The Supreme Court’s Decision
As noted above, the Supreme Court limited its consideration in Liu to the question of “whether, and to what extent, the SEC may seek ‘disgorgement’ . . . through its power to award ‘equitable relief’” under the Securities Exchange Act. As a result, the Court’s holding was limited as well. The Court decided only that “a disgorgement award that does not exceed a wrongdoer’s net profits and is awarded for victims is equitable relief permissible under” Section 21(d)(5). In reaching this conclusion the Court relied on the historic definition of disgorgement under the common law, namely, that while equity courts had commonly imposed disgorgement to “deprive[] wrongdoers of their net profits from unlawful activity,” courts also “consistently restricted awards to net profits from wrongdoing after deducting legitimate expenses. Such remedies, when assessed against only culpable actors and for victims, fall comfortably within those categories of relief that were typically available in equity.”

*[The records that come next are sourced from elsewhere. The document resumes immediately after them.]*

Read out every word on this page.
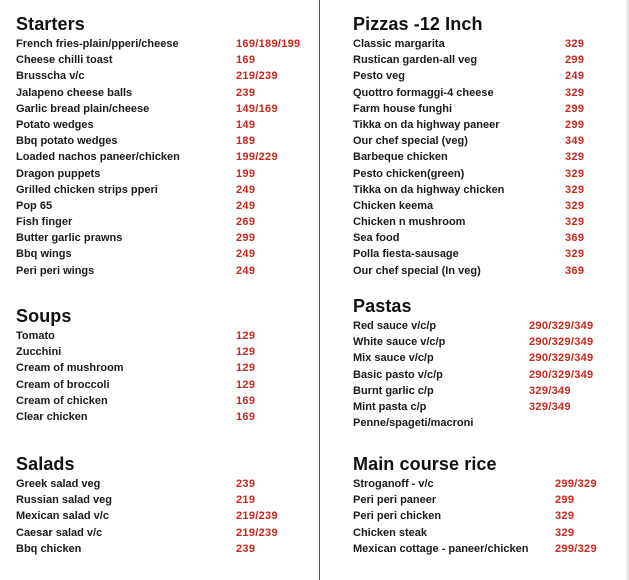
Starters
French fries-plain/pperi/cheese	169/189/199
Cheese chilli toast	169
Brusscha v/c	219/239
Jalapeno cheese balls	239
Garlic bread plain/cheese	149/169
Potato wedges	149
Bbq potato wedges	189
Loaded nachos paneer/chicken	199/229
Dragon puppets	199
Grilled chicken strips pperi	249
Pop 65	249
Fish finger	269
Butter garlic prawns	299
Bbq wings	249
Peri peri wings	249
Soups
Tomato	129
Zucchini	129
Cream of mushroom	129
Cream of broccoli	129
Cream of chicken	169
Clear chicken	169
Salads
Greek salad veg	239
Russian salad veg	219
Mexican salad v/c	219/239
Caesar salad v/c	219/239
Bbq chicken	239
Pizzas -12 Inch
Classic margarita	329
Rustican garden-all veg	299
Pesto veg	249
Quottro formaggi-4 cheese	329
Farm house funghi	299
Tikka on da highway paneer	299
Our chef special (veg)	349
Barbeque chicken	329
Pesto chicken(green)	329
Tikka on da highway chicken	329
Chicken keema	329
Chicken n mushroom	329
Sea food	369
Polla fiesta-sausage	329
Our chef special (In veg)	369
Pastas
Red sauce v/c/p	290/329/349
White sauce v/c/p	290/329/349
Mix sauce v/c/p	290/329/349
Basic pasto v/c/p	290/329/349
Burnt garlic c/p	329/349
Mint pasta c/p	329/349
Penne/spageti/macroni
Main course rice
Stroganoff - v/c	299/329
Peri peri paneer	299
Peri peri chicken	329
Chicken steak	329
Mexican cottage - paneer/chicken 299/329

But the Court did not go further to rule on the more specific arguments raised by the parties, including whether the petitioners’ “disgorgement award [was] unlawful because it fail[ed] to return funds to victims” of the petitioners’ fraud, and because it did not “deduct business expenses from the award.” “Because the parties focused on the broad question [of] whether any form of disgorgement may be ordered,” the Court said, “and did not fully brief these narrower questions, we do not decide them here.”
Conclusion
Although Liu confirmed that a disgorgement award that “does not exceed a wrongdoer’s net profits” is permissible under the Exchange Act, it failed to resolve a more important question that would have made the decision more meaningful: In what specific circumstances does an SEC disgorgement award “exceed a wrongdoer’s net profits” and become an impermissible penalty?
Further, like Kokesh, Liu also left unanswered questions about the proper scope of injunctive relief in SEC enforcement actions, specifically, whether that relief is subject to a five-year statute of limitations like other SEC remedies. By failing to address these questions, which come up regularly in SEC enforcement cases, the Court missed its opportunity to finish the job it began in its earlier decisions, and to provide definitive guidance for lower courts and litigants about the proper lifespan of SEC enforcement actions.